Wear-resistant, at least partially uncoated steel part (4) consisting of a hardenable steel grade which has been produced by hot forming and / or hardening from a semifinished product (1),

characterized in that

the steel part (4) at least partially has a surface area (lb) which has been hardened to a depth of a maximum of ΙΟΟμηι by surface hardening before hot working and / or hardening. Steel part according to claim 1,

characterized in that

the hardened surface area (lb) of the steel part is hardened by carburizing or nitriding.

Steel part according to claim 1 or 2,

characterized in that

after hot working and / or press hardening the hardened

 Surface area (lb) of the steel part at least the hardness of the under the

Surface area lying base material of the steel part has.

Steel part according to one of claims 1 to 3,

characterized in that

the steel part (4) is designed for use as processing, conveying and / or breaking means (5, 6) in agricultural machines, conveyors, mining machines or construction machines, wherein at least the abrasive forces

exposed areas of the steel part are surface hardened. Steel part according to one of claims 1 to 4,

characterized in that

the steel part (4) consists of a manganese-boron steel, a dual-phase steel or a TRIP steel.
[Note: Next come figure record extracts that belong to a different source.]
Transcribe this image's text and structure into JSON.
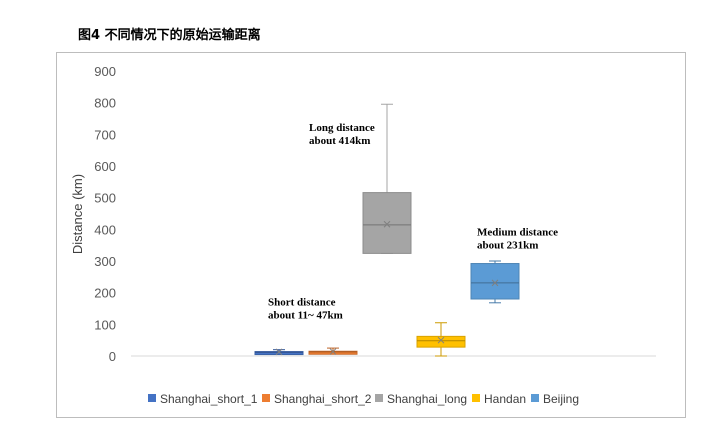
{
  "figure_title": "图4 不同情况下的原始运输距离",
  "chart_data": {
    "type": "box",
    "ylabel": "Distance (km)",
    "ylim": [
      0,
      900
    ],
    "yticks": [
      0,
      100,
      200,
      300,
      400,
      500,
      600,
      700,
      800,
      900
    ],
    "grid": false,
    "legend_position": "bottom",
    "series": [
      {
        "name": "Shanghai_short_1",
        "color": "#4472c4",
        "min": 8,
        "q1": 11,
        "median": 12,
        "q3": 14,
        "max": 20,
        "mean": 13
      },
      {
        "name": "Shanghai_short_2",
        "color": "#ed7d31",
        "min": 8,
        "q1": 10,
        "median": 13,
        "q3": 15,
        "max": 25,
        "mean": 14
      },
      {
        "name": "Shanghai_long",
        "color": "#a5a5a5",
        "min": 324,
        "q1": 324,
        "median": 414,
        "q3": 516,
        "max": 795,
        "mean": 416
      },
      {
        "name": "Handan",
        "color": "#ffc000",
        "min": 0,
        "q1": 28,
        "median": 48,
        "q3": 62,
        "max": 105,
        "mean": 50
      },
      {
        "name": "Beijing",
        "color": "#5b9bd5",
        "min": 168,
        "q1": 180,
        "median": 231,
        "q3": 292,
        "max": 300,
        "mean": 231
      }
    ],
    "annotations": [
      {
        "lines": [
          "Long distance",
          "about 414km"
        ],
        "x_series": 2,
        "y": 710
      },
      {
        "lines": [
          "Medium distance",
          "about 231km"
        ],
        "x_series": 4,
        "y": 380
      },
      {
        "lines": [
          "Short distance",
          "about 11~ 47km"
        ],
        "x_series": 0.5,
        "y": 160
      }
    ]
  }
}
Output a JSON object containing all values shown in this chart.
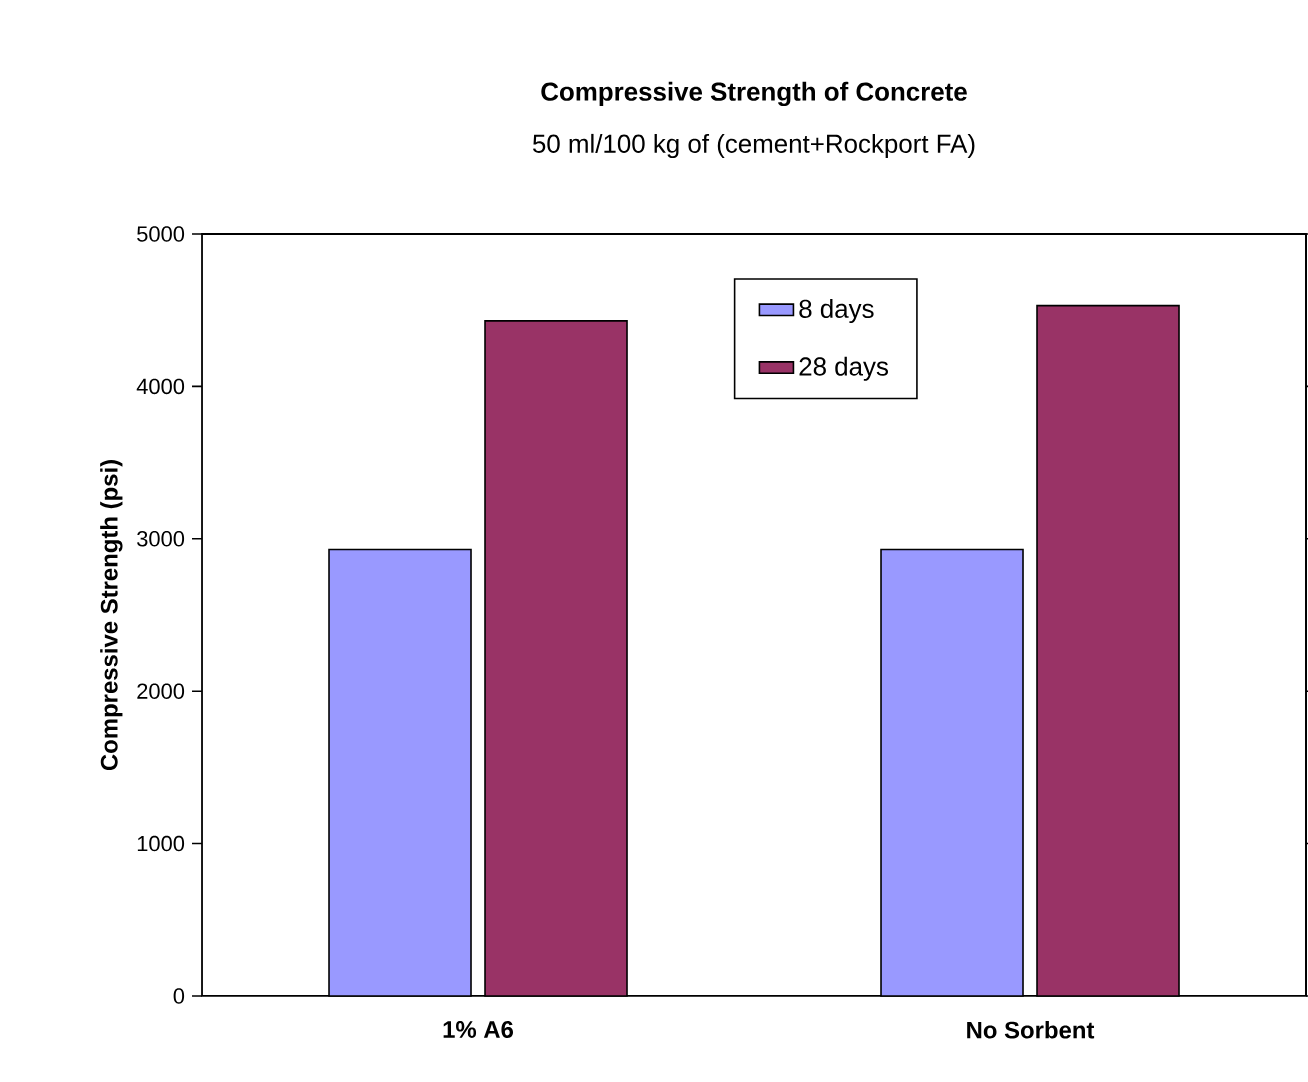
{
  "chart_data": {
    "type": "bar",
    "title": "Compressive Strength of Concrete",
    "subtitle": "50 ml/100 kg of (cement+Rockport FA)",
    "ylabel": "Compressive Strength (psi)",
    "categories": [
      "1% A6",
      "No Sorbent"
    ],
    "series": [
      {
        "name": "8 days",
        "color": "#9999ff",
        "values": [
          2930,
          2930
        ]
      },
      {
        "name": "28 days",
        "color": "#993366",
        "values": [
          4430,
          4530
        ]
      }
    ],
    "ylim": [
      0,
      5000
    ],
    "yticks": [
      0,
      1000,
      2000,
      3000,
      4000,
      5000
    ],
    "grid": false,
    "legend": "top"
  }
}
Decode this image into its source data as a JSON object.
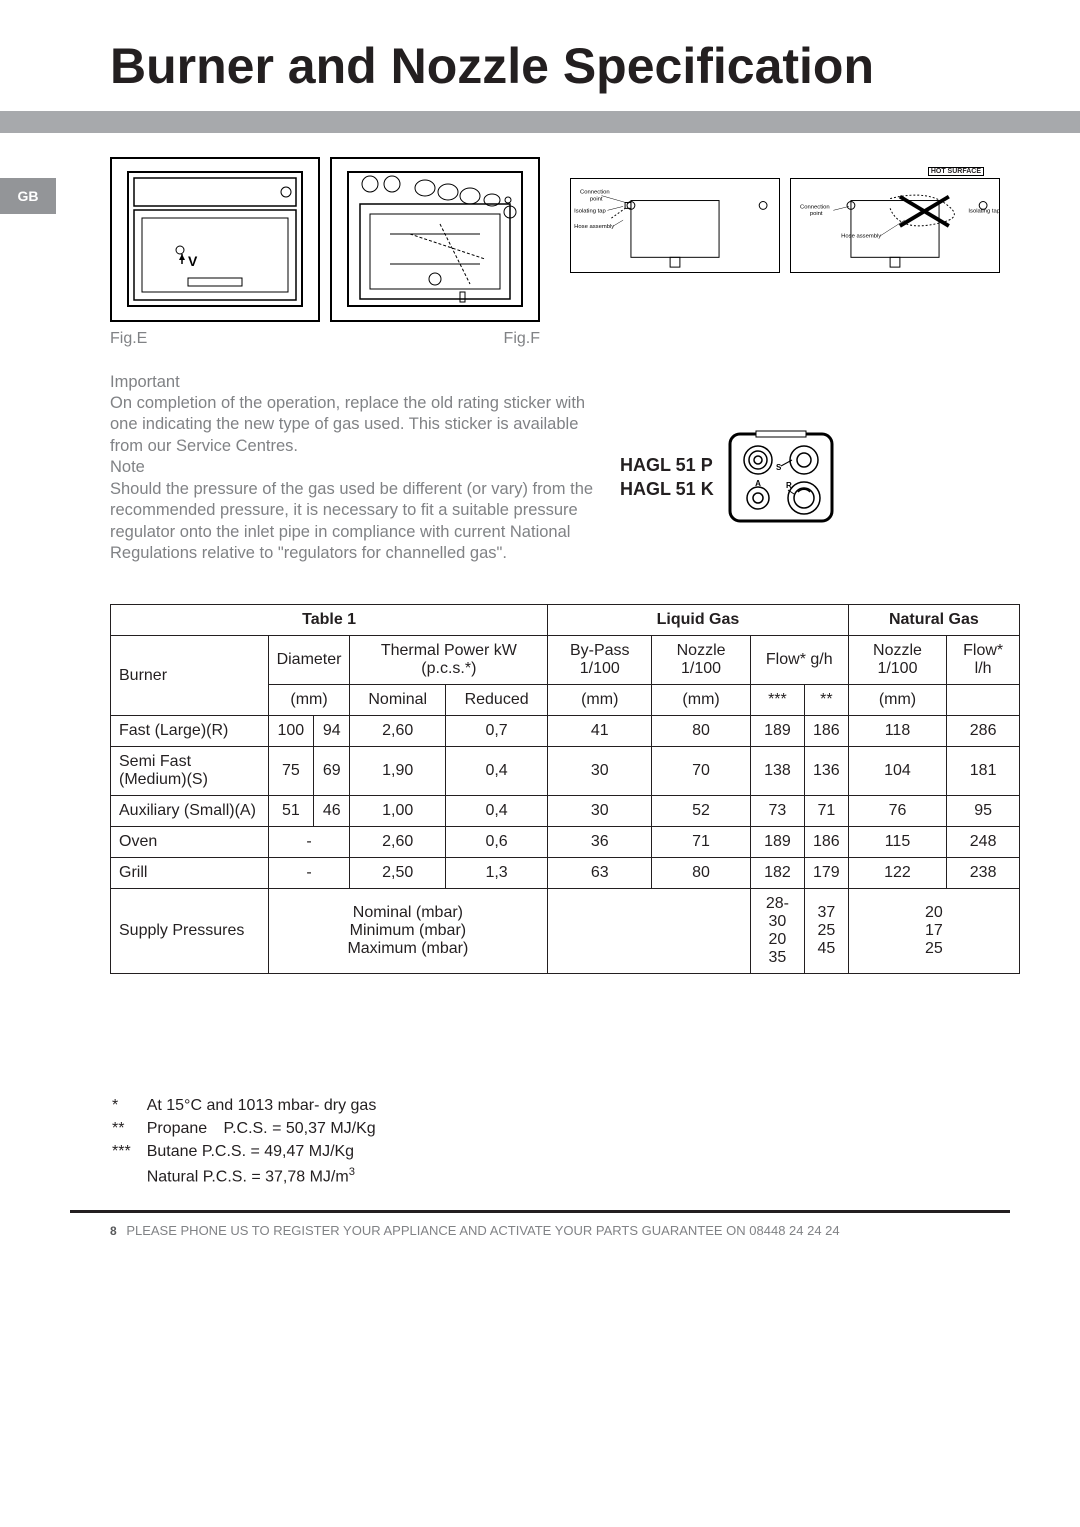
{
  "title": "Burner and Nozzle Specification",
  "tab": "GB",
  "figs": {
    "e": "Fig.E",
    "f": "Fig.F"
  },
  "diag": {
    "conn_point": "Connection point",
    "iso_tap": "Isolating tap",
    "hose": "Hose assembly",
    "hot": "HOT SURFACE"
  },
  "copy": {
    "important": "Important",
    "p1": "On completion of the operation, replace the old rating sticker with one indicating the new type of gas used. This sticker is available from our Service Centres.",
    "note": "Note",
    "p2": "Should the pressure of the gas used be different (or vary) from the recommended pressure, it is necessary to fit a suitable pressure regulator onto the inlet pipe in compliance with current National Regulations relative to \"regulators for channelled gas\"."
  },
  "models": {
    "a": "HAGL 51 P",
    "b": "HAGL 51 K"
  },
  "hob_labels": {
    "s": "S",
    "a": "A",
    "r": "R"
  },
  "table": {
    "label": "Table 1",
    "liquid": "Liquid Gas",
    "natural": "Natural Gas",
    "burner": "Burner",
    "diameter": "Diameter",
    "thermal": "Thermal Power kW (p.c.s.*)",
    "bypass": "By-Pass 1/100",
    "nozzle": "Nozzle 1/100",
    "flow_gh": "Flow* g/h",
    "flow_lh": "Flow* l/h",
    "mm": "(mm)",
    "nominal": "Nominal",
    "reduced": "Reduced",
    "stars3": "***",
    "stars2": "**",
    "rows": [
      {
        "name": "Fast (Large)(R)",
        "d1": "100",
        "d2": "94",
        "nom": "2,60",
        "red": "0,7",
        "bp": "41",
        "nz": "80",
        "f1": "189",
        "f2": "186",
        "nn": "118",
        "fl": "286"
      },
      {
        "name": "Semi Fast (Medium)(S)",
        "d1": "75",
        "d2": "69",
        "nom": "1,90",
        "red": "0,4",
        "bp": "30",
        "nz": "70",
        "f1": "138",
        "f2": "136",
        "nn": "104",
        "fl": "181"
      },
      {
        "name": "Auxiliary (Small)(A)",
        "d1": "51",
        "d2": "46",
        "nom": "1,00",
        "red": "0,4",
        "bp": "30",
        "nz": "52",
        "f1": "73",
        "f2": "71",
        "nn": "76",
        "fl": "95"
      },
      {
        "name": "Oven",
        "d1": "-",
        "d2": "",
        "nom": "2,60",
        "red": "0,6",
        "bp": "36",
        "nz": "71",
        "f1": "189",
        "f2": "186",
        "nn": "115",
        "fl": "248"
      },
      {
        "name": "Grill",
        "d1": "-",
        "d2": "",
        "nom": "2,50",
        "red": "1,3",
        "bp": "63",
        "nz": "80",
        "f1": "182",
        "f2": "179",
        "nn": "122",
        "fl": "238"
      }
    ],
    "supply": "Supply Pressures",
    "sp_labels": "Nominal (mbar)\nMinimum (mbar)\nMaximum (mbar)",
    "sp_c1": "28-30\n20\n35",
    "sp_c2": "37\n25\n45",
    "sp_ng": "20\n17\n25"
  },
  "footnotes": {
    "l1s": "*",
    "l1": "At 15°C and 1013 mbar- dry gas",
    "l2s": "**",
    "l2a": "Propane",
    "l2b": "P.C.S. = 50,37 MJ/Kg",
    "l3s": "***",
    "l3": "Butane  P.C.S. = 49,47 MJ/Kg",
    "l4": "Natural  P.C.S. = 37,78 MJ/m"
  },
  "footer": {
    "page": "8",
    "text": "PLEASE PHONE US TO REGISTER YOUR APPLIANCE  AND ACTIVATE YOUR PARTS GUARANTEE ON 08448 24 24 24"
  },
  "colors": {
    "grey_text": "#808285",
    "divider": "#a7a9ac",
    "tab": "#939598",
    "ink": "#231f20"
  }
}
Steel part according to one of claims 1 to 5,

characterized in that

hardened before hot working and / or hardening

 Surface area (lb) of the steel part at least partially a hardness of

400 to 700 HV.

Method for producing a wear-resistant, at least partially uncoated, processing, conveying and / or breaking means of

Agricultural machinery, conveyors, mining machines or construction machinery from a semi-finished product consisting of a hardenable steel grade, wherein the semi-finished product is at least partially heated to a temperature of more than the Acl transformation temperature and then hot-formed and / or cured, in particular for producing a steel part after a of claims 1 to 6,

characterized in that

the semi-finished product is at least partially subjected to a surface hardening before the hot forming and / or curing, in which a surface area is cured to a depth of at most 100 μπι.

Method according to claim 7,

characterized in that

the surface area is hardened by nitriding or carburizing.

9. The method according to claim 7 or 8,

 characterized in that

the surface hardening by an annealing treatment in an annealing atmosphere with up to 25 vol .-% H ₂ , 0.1 - 10 vol .-% NH ₃ , H ₂ 0 and balance N ₂ and unavoidable impurities at a holding temperature of 600 ° C to 900 ° C takes place.

10. The method according to any one of claims 7 to 9,

 characterized in that

 During the surface hardening, the duration at which the semifinished product has the holding temperature is 5 s to 600 s, preferably 30 s to 120 s.

11. The method according to any one of claims 7 to 10,

 characterized in that

 the surface hardening is carried out in a continuous furnace.

12. The method according to any one of claims 7 to 11,

 characterized in that

 a semi-finished product consisting of a manganese-boron steel or a TRIP steel surface hardened.